In fact, though, the workaround that deepens the exchange of information is to allow the development of communities. Rather than flat information on a page, active social structures are built behind the scenes, so now recommendations and information are placed into context.
This has happened since the beginning of online, since BBS services really. Mid-90’s discussion forums (think investing) always had user-to-user messaging and people going offline and getting involved via email and in-person meetups. (Scary, right?! Think of all the traditional media stories that have painted an alarmist portrait of all these people using online to initiate new relationships when we were all supposed to be heading to hell in a handbasket and bowling alone.)
It’s just that now, online communities of interest are being built with this type of functionality, and aspects of radically transparent information exchange, more explicitly in mind.
Is this Web 2.0? Sure, it’s one of the various benefits of this roughly-titled generation of online consumer apps and services. Whether it’s a purchase decision, the online, scaled analogue of your former offline relationships is extremely powerful and as an economic force, very important.
I suppose the counterargument is that there is a “Paradox” of choice - but overall I don’t see people being too stressed out about having more choices and more access to information that informs their decisions.
Anatomy
PANDIA: What do you prefer: Gray’s Anatomy or Grey’s Anatomy?
ANDREW: Check out this parody of Grey’s Anatomy!
The popularity of that show hit home for me when a group of women left the mingling at a Microsoft party in Las Vegas (Pubcon Las Vegas 2006) to enter a “bedroom suite” to watch TV for half an hour.
That party was held in a hipster “bowling alley suite” at the top of a casino resort. As usual, the people in our industry weren’t bowling alone. It’s not often you see sushi and bowling combined. I kept expecting that Seinfeld riff to play between scenes.
Search Engine Strategies
PANDIA: You are the conference chairman of the forthcoming Search Engine Strategies conference in Toronto in June
Give us the highlights! Why should people go to Toronto?
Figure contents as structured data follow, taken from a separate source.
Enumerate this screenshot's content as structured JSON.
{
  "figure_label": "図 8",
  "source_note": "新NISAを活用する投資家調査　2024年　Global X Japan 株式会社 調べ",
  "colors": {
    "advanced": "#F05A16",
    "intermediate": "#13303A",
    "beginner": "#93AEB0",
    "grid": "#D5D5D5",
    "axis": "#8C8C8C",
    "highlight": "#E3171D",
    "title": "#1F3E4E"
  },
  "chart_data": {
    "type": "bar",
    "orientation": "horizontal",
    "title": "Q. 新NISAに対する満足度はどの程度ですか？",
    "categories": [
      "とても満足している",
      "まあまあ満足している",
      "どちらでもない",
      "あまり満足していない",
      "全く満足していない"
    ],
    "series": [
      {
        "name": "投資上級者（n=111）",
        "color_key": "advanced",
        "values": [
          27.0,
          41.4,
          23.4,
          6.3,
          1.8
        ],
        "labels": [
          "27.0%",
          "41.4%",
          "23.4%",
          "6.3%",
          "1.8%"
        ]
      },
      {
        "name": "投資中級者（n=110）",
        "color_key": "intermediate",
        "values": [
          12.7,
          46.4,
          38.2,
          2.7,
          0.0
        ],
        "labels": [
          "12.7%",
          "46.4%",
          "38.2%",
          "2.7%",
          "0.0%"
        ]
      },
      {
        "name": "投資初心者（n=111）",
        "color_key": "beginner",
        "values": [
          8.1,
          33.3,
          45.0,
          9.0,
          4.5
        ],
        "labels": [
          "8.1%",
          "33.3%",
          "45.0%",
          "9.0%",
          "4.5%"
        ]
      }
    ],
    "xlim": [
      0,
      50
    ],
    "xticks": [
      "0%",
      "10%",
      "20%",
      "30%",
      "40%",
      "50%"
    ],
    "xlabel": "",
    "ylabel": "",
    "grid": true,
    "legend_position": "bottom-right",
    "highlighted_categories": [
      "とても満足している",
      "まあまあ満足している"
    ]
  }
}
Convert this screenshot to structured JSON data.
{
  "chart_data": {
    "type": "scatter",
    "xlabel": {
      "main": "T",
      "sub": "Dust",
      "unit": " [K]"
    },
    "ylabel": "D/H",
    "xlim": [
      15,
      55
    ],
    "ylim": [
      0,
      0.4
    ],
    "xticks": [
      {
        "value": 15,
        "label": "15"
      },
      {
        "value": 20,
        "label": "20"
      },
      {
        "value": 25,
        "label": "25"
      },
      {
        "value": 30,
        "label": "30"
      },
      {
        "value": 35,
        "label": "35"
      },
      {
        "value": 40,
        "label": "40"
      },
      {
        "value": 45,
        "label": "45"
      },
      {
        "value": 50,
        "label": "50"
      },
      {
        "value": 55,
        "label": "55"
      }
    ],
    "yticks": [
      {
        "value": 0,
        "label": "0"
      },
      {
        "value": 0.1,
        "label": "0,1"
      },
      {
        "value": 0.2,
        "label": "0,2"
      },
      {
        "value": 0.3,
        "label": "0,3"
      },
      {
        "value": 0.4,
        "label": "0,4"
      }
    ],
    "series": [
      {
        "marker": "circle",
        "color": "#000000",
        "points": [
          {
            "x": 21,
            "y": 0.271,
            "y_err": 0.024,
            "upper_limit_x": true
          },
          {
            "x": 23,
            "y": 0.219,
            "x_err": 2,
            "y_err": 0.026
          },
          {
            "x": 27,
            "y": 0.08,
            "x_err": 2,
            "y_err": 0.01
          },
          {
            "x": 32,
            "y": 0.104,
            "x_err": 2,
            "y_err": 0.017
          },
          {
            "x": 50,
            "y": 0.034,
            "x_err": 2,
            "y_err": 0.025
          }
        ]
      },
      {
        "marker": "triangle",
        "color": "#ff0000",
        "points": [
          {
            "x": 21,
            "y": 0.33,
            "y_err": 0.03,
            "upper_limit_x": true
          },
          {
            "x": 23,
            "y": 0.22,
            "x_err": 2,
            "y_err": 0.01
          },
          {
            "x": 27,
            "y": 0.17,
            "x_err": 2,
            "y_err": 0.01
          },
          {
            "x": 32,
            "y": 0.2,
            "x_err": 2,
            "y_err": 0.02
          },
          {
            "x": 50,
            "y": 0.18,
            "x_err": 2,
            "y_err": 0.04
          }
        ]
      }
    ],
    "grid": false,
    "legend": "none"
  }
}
ANDREW: Where do I start! It’s been amazing to note the interest from top speakers for this one. So although it’s a shorter program than some, many of the top speakers are making the trip. We’re proud to have Seth Godin keynoting to lob his “mind grenade” into our community.
Some recent trends in social media, online “PR” as an extension of the traditional linking campaign, and local search are among the fresh aspects of the program, along with updated versions of some more fundamental tracks.
Anyone who has been to a past SES Toronto will tell you that it has a really fun flavor, that the events and networking are great. Combine that with our perfect weather in June and maybe a chance for a cruise across Lake Ontario to Toronto Island, or the widest choice of cuisines outside Manhattan, and delegates will enjoy a memorable time as well as a great learning experience.
PANDIA: Thank you for spending some time on this, Andrew!